I don't think my husband understood why I was doing this. We couldn't talk about it, it put a major strain on my marriage but I didn't care anymore. I was there...it was a lot different if you were there, if you stood and watched people die and buildings crumble before your very eyes.
I have put away my WTC badge now, but I still keep my volunteer badges tacked to my bulletin board. My involvement in the WTC recovery is the one thing in my life of which I am most proud.
NMAH Story: Life Changed
After the towers fell, I lost my job and my career. I made my living in Wall Street, and when their economy collapsed, so did mine. Since that time the only work I could find was to go into teaching college part-time, which I am still doing. So my life changed in that way, and instead of being one of the privileged techno-elite, I am now still struggling for survival.
But my life also has changed because I came to understand two things that day: (1) life is very short. Enjoy it. Dance the tango, eat the best chocolate you can afford, drink champagne anytime it's offered; and (2) be kind. You never know what someone else is going through.

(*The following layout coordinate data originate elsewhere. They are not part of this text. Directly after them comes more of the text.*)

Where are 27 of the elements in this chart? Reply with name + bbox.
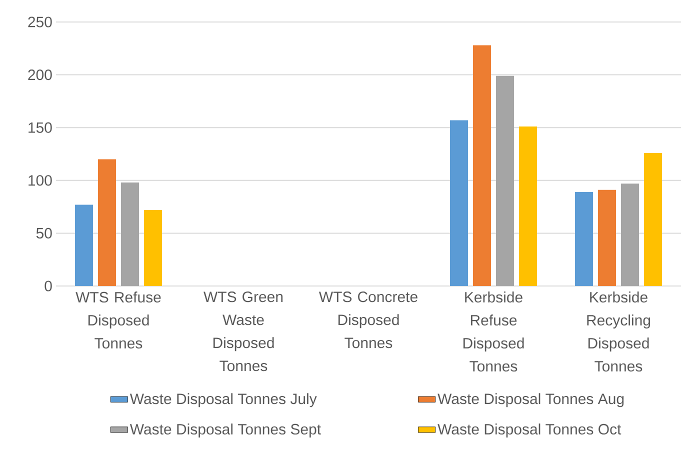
legend-label: Waste Disposal Tonnes Oct bbox=[438, 424, 622, 438]
x-tick-label: WTS Green Waste Disposed Tonnes bbox=[204, 292, 283, 372]
legend-label: Waste Disposal Tonnes July bbox=[130, 393, 317, 408]
y-tick-label: 200 bbox=[28, 69, 52, 80]
y-tick-label: 50 bbox=[36, 228, 52, 239]
bar bbox=[144, 210, 162, 286]
bar bbox=[450, 120, 468, 286]
bar bbox=[75, 204, 93, 286]
bar bbox=[121, 182, 139, 286]
x-tick-label: WTS Refuse Disposed Tonnes bbox=[76, 292, 161, 349]
legend-label: Waste Disposal Tonnes Aug bbox=[438, 393, 624, 408]
bar bbox=[621, 184, 640, 286]
legend-label: Waste Disposal Tonnes Sept bbox=[130, 424, 321, 438]
bar bbox=[473, 45, 492, 286]
y-tick-label: 250 bbox=[28, 16, 52, 28]
x-tick-label: Kerbside Recycling Disposed Tonnes bbox=[587, 292, 650, 372]
bar bbox=[598, 190, 616, 286]
x-tick-label: WTS Concrete Disposed Tonnes bbox=[318, 292, 418, 348]
y-tick-label: 100 bbox=[28, 175, 52, 186]
x-tick-label: Kerbside Refuse Disposed Tonnes bbox=[463, 292, 524, 372]
y-tick-label: 150 bbox=[28, 122, 52, 133]
bar bbox=[575, 192, 594, 286]
bar bbox=[519, 126, 537, 286]
bar bbox=[496, 76, 514, 286]
bar bbox=[644, 152, 662, 286]
bar bbox=[98, 159, 116, 286]
y-tick-label: 0 bbox=[44, 280, 52, 292]
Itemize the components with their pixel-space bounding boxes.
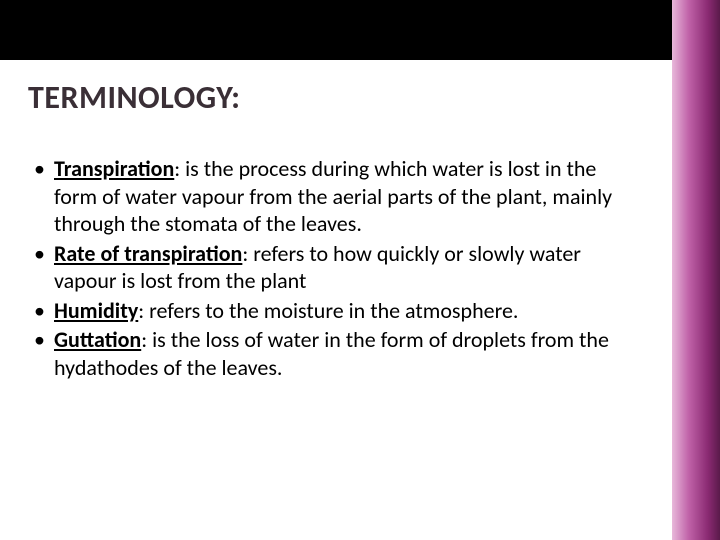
slide-container: TERMINOLOGY: • Transpiration: is the pro… bbox=[0, 0, 720, 540]
bullet-text: Humidity: refers to the moisture in the … bbox=[54, 297, 628, 325]
list-item: • Transpiration: is the process during w… bbox=[28, 155, 628, 238]
term-label: Guttation bbox=[54, 326, 141, 353]
bullet-text: Transpiration: is the process during whi… bbox=[54, 155, 628, 238]
bullet-text: Rate of transpiration: refers to how qui… bbox=[54, 240, 628, 295]
bullet-icon: • bbox=[28, 326, 54, 354]
term-label: Transpiration bbox=[54, 155, 174, 182]
list-item: • Guttation: is the loss of water in the… bbox=[28, 326, 628, 381]
bullet-icon: • bbox=[28, 240, 54, 268]
list-item: • Humidity: refers to the moisture in th… bbox=[28, 297, 628, 325]
top-bar bbox=[0, 0, 720, 60]
right-accent-strip bbox=[672, 0, 720, 540]
term-label: Humidity bbox=[54, 297, 138, 324]
bullet-list: • Transpiration: is the process during w… bbox=[28, 155, 628, 383]
list-item: • Rate of transpiration: refers to how q… bbox=[28, 240, 628, 295]
term-label: Rate of transpiration bbox=[54, 240, 242, 267]
bullet-icon: • bbox=[28, 297, 54, 325]
bullet-icon: • bbox=[28, 155, 54, 183]
slide-title: TERMINOLOGY: bbox=[28, 78, 240, 117]
term-definition: : refers to the moisture in the atmosphe… bbox=[138, 297, 518, 324]
bullet-text: Guttation: is the loss of water in the f… bbox=[54, 326, 628, 381]
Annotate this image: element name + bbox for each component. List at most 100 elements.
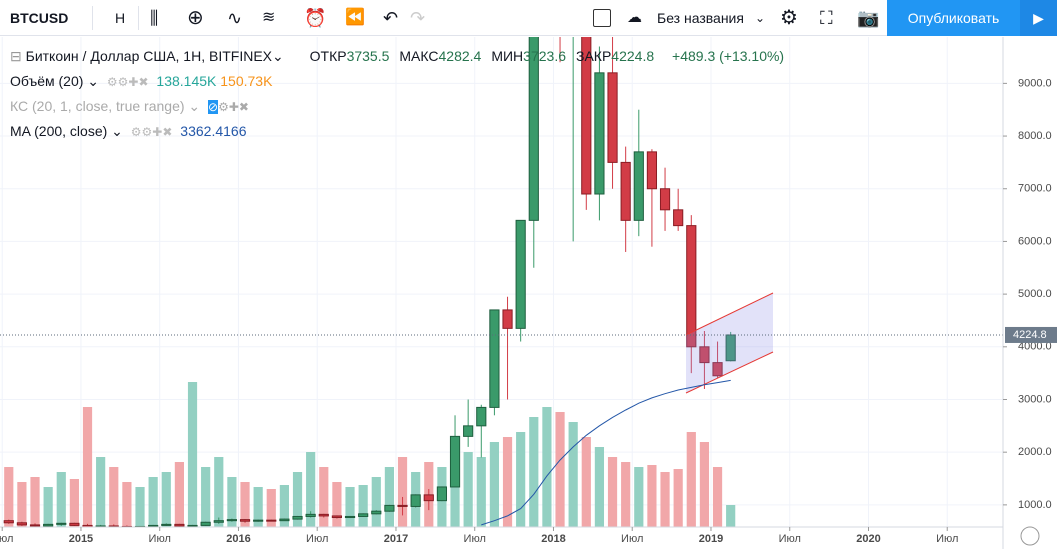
snapshot-button[interactable]: 📷 — [857, 8, 880, 28]
candle-body — [673, 209, 684, 227]
candle-body — [371, 510, 382, 515]
volume-bar — [397, 457, 408, 527]
collapse-icon[interactable]: ⊟ — [10, 48, 22, 64]
layout-menu[interactable]: ⌄ — [755, 11, 766, 25]
volume-bar — [4, 467, 14, 527]
candle-body — [659, 188, 671, 211]
redo-button[interactable]: ↷ — [410, 8, 426, 28]
candle-body — [725, 334, 736, 362]
volume-bar — [371, 477, 381, 527]
volume-bar — [240, 482, 250, 527]
ohlc-value: 4282.4 — [438, 48, 482, 64]
volume-bar — [266, 489, 276, 527]
candle-body — [279, 518, 290, 522]
indicator-name[interactable]: КС (20, 1, close, true range) — [10, 98, 185, 114]
y-tick-label: 4000.0 — [1018, 341, 1052, 353]
y-tick-label: 5000.0 — [1018, 288, 1052, 300]
x-tick-label: Июл — [306, 533, 328, 545]
volume-bar — [581, 437, 591, 527]
last-price-label: 4224.8 — [1013, 329, 1047, 341]
volume-bar — [56, 472, 66, 527]
candle-body — [633, 151, 644, 221]
volume-bar — [332, 482, 342, 527]
y-tick-label: 9000.0 — [1018, 77, 1052, 89]
ohlc-label: ЗАКР — [576, 48, 612, 64]
layout-name[interactable]: Без названия — [657, 10, 744, 26]
channel-bottom[interactable] — [685, 351, 774, 394]
candle-body — [699, 346, 710, 364]
ohlc-value: 3723.6 — [523, 48, 566, 64]
ma-line — [481, 379, 731, 526]
candle-body — [449, 435, 461, 488]
volume-bar — [607, 457, 618, 527]
x-tick-label: Июл — [149, 533, 171, 545]
volume-bar — [529, 417, 539, 527]
candle-body — [463, 425, 474, 437]
volume-bar — [69, 479, 79, 527]
volume-bar — [253, 487, 263, 527]
volume-bar — [568, 422, 578, 527]
publish-button[interactable]: Опубликовать — [887, 0, 1020, 36]
volume-bar — [109, 467, 119, 527]
settings-button[interactable] — [1020, 526, 1040, 546]
volume-bar — [30, 477, 40, 527]
volume-bar — [306, 452, 316, 527]
alert-button[interactable]: ⏰ — [304, 8, 327, 28]
legend-main: ⊟ Биткоин / Доллар США, 1Н, BITFINEX⌄ ОТ… — [10, 48, 785, 64]
volume-bar — [634, 467, 644, 527]
candle-body — [397, 504, 408, 507]
candle-body — [239, 519, 251, 522]
interval[interactable]: Н — [115, 10, 126, 26]
volume-bar — [542, 407, 552, 527]
overlay — [0, 334, 1003, 526]
volume-bar — [660, 472, 670, 527]
indicator-name[interactable]: Объём (20) — [10, 73, 84, 89]
y-tick-label: 8000.0 — [1018, 130, 1052, 142]
compare-button[interactable]: ∿ — [227, 8, 243, 28]
candle-body — [226, 519, 237, 522]
indicator-value: 150.73K — [220, 73, 273, 89]
indicator-name[interactable]: MA (200, close) — [10, 123, 108, 139]
volume-bar — [647, 465, 657, 527]
channel-top[interactable] — [685, 292, 774, 336]
legend-ma: MA (200, close) ⌄ ⚙⚙✚✖ 3362.4166 — [10, 123, 247, 139]
settings-button[interactable]: ⚙ — [780, 7, 798, 29]
candle-body — [489, 309, 500, 408]
undo-button[interactable]: ↶ — [383, 8, 399, 28]
symbol[interactable]: BTCUSD — [10, 10, 69, 26]
candle-body — [410, 494, 421, 507]
publish-menu[interactable]: ▶ — [1020, 0, 1057, 36]
candle-body — [331, 515, 342, 519]
candle-body — [82, 524, 93, 527]
last-price-box — [1005, 326, 1057, 343]
channel-fill[interactable] — [686, 293, 773, 393]
volume-bar — [135, 487, 145, 527]
volume-bar — [43, 487, 53, 527]
candle-body — [581, 37, 592, 195]
candle-body — [528, 37, 539, 221]
candle-body — [56, 522, 67, 525]
candle-body — [344, 515, 356, 519]
candle-body — [187, 524, 198, 527]
volume-bar — [82, 407, 93, 527]
candle-body — [476, 406, 487, 427]
y-tick-label: 1000.0 — [1018, 499, 1052, 511]
templates-button[interactable]: ≋ — [262, 9, 276, 26]
x-tick-label: 2018 — [541, 533, 565, 545]
candle-body — [436, 486, 448, 502]
fullscreen-button[interactable]: ⛶ — [820, 8, 833, 28]
volume-bar — [673, 469, 683, 527]
layout-button[interactable] — [593, 9, 611, 27]
candle-body — [161, 523, 172, 526]
volume-bar — [712, 467, 723, 527]
indicators-button[interactable]: ⊕ — [187, 7, 204, 29]
chart-type-button[interactable]: ⫼ — [150, 8, 159, 28]
indicator-value: 3362.4166 — [180, 123, 247, 139]
replay-button[interactable]: ⏪ — [345, 9, 365, 26]
candle-body — [384, 504, 395, 512]
volume-bar — [345, 487, 355, 527]
volume-bar — [279, 485, 289, 527]
candle-body — [200, 521, 211, 526]
x-tick-label: Июл — [779, 533, 801, 545]
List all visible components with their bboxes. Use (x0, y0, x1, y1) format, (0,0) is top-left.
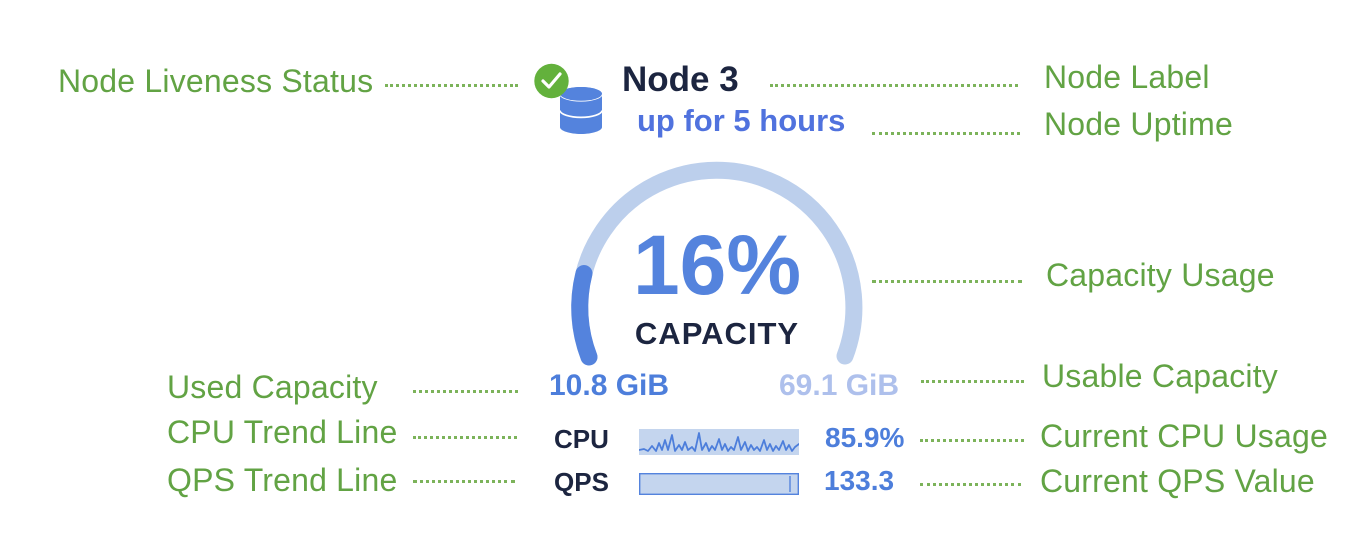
svg-text:CAPACITY: CAPACITY (635, 316, 799, 351)
svg-text:16%: 16% (633, 218, 801, 312)
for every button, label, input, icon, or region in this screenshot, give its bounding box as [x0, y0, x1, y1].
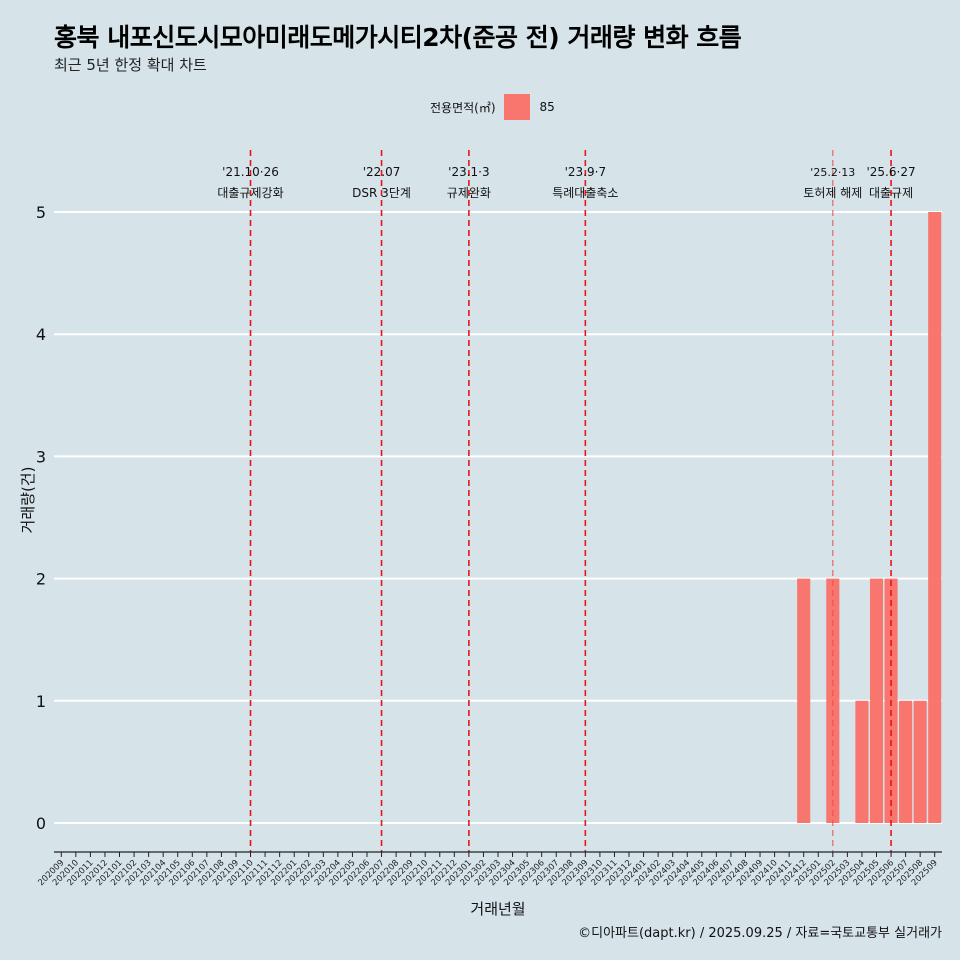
- legend-item-label: 85: [539, 100, 555, 114]
- annotation-label: DSR 3단계: [352, 186, 411, 200]
- annotation-label: 대출규제강화: [217, 186, 283, 200]
- legend-swatch: [503, 94, 530, 120]
- legend: 전용면적(㎡) 85: [430, 94, 555, 120]
- annotation-date: '21.10·26: [222, 165, 279, 179]
- y-tick-label: 5: [36, 203, 46, 222]
- annotation-label: 대출규제: [869, 186, 913, 200]
- bar: [928, 212, 942, 823]
- annotation-label: 특례대출축소: [552, 186, 618, 200]
- chart-subtitle: 최근 5년 한정 확대 차트: [54, 56, 207, 74]
- y-axis-title: 거래량(건): [19, 467, 37, 534]
- bar: [797, 578, 811, 823]
- chart-title: 홍북 내포신도시모아미래도메가시티2차(준공 전) 거래량 변화 흐름: [54, 23, 742, 52]
- annotation-date: '25.6·27: [866, 165, 915, 179]
- source-caption: ©디아파트(dapt.kr) / 2025.09.25 / 자료=국토교통부 실…: [578, 926, 942, 941]
- y-tick-label: 1: [36, 692, 46, 711]
- annotation-label: 규제완화: [447, 186, 491, 200]
- y-tick-label: 3: [36, 447, 46, 466]
- bar: [913, 700, 927, 823]
- y-tick-label: 0: [36, 814, 46, 833]
- annotation-date: '22.07: [363, 165, 401, 179]
- bar: [855, 700, 869, 823]
- annotation-date: '23.9·7: [565, 165, 606, 179]
- y-tick-label: 4: [36, 325, 46, 344]
- legend-title: 전용면적(㎡): [430, 100, 496, 115]
- annotation-date: '25.2·13: [810, 166, 855, 179]
- x-axis-title: 거래년월: [470, 900, 525, 918]
- bar: [869, 578, 884, 823]
- annotation-label: 토허제 해제: [803, 186, 862, 200]
- bar: [899, 700, 913, 823]
- y-tick-label: 2: [36, 570, 46, 589]
- annotation-date: '23.1·3: [448, 165, 489, 179]
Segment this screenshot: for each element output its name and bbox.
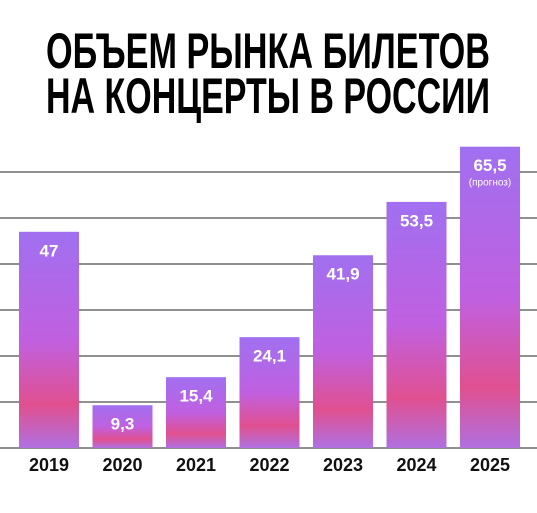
x-tick-label: 2020	[102, 455, 142, 475]
x-tick-label: 2022	[249, 455, 289, 475]
bar	[92, 405, 153, 448]
value-label: 24,1	[253, 347, 286, 366]
x-tick-label: 2023	[323, 455, 363, 475]
value-label: 41,9	[326, 265, 359, 284]
x-tick-label: 2021	[176, 455, 216, 475]
bar	[460, 146, 520, 448]
value-label: 65,5	[473, 156, 506, 175]
value-label: 47	[40, 241, 59, 260]
bar	[313, 255, 373, 448]
bar	[19, 231, 79, 448]
value-label: 53,5	[400, 211, 433, 230]
value-label: 9,3	[111, 415, 135, 434]
chart-title: НА КОНЦЕРТЫ В РОССИИ	[46, 68, 490, 124]
bar	[239, 337, 300, 448]
x-tick-label: 2025	[470, 455, 510, 475]
x-tick-label: 2024	[396, 455, 436, 475]
bar	[166, 377, 226, 448]
chart-title: ОБЪЕМ РЫНКА БИЛЕТОВ	[46, 23, 490, 79]
bar	[386, 201, 447, 448]
x-tick-label: 2019	[29, 455, 69, 475]
annotation: (прогноз)	[469, 177, 511, 188]
value-label: 15,4	[179, 387, 213, 406]
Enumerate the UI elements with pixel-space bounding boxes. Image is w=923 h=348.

But my life also has changed because I came to understand two things that day: (1) life is very short. Enjoy it. Dance the tango, eat the best chocolate you can afford, drink champagne anytime it's offered; and (2) be kind. You never know what someone else is going through.
NMAH Story: Remembered
The people who died, and the people who struggled to save them. The spirit of the whole country and how we rose up against the oppressors. And that freedom is not free.
NMAH Story: Flag
From the day after the attack, people in Manhattan started flying flags. We didn't have enough of them at first, so we drew them and painted them and sketched them in chalk on the sidewalk.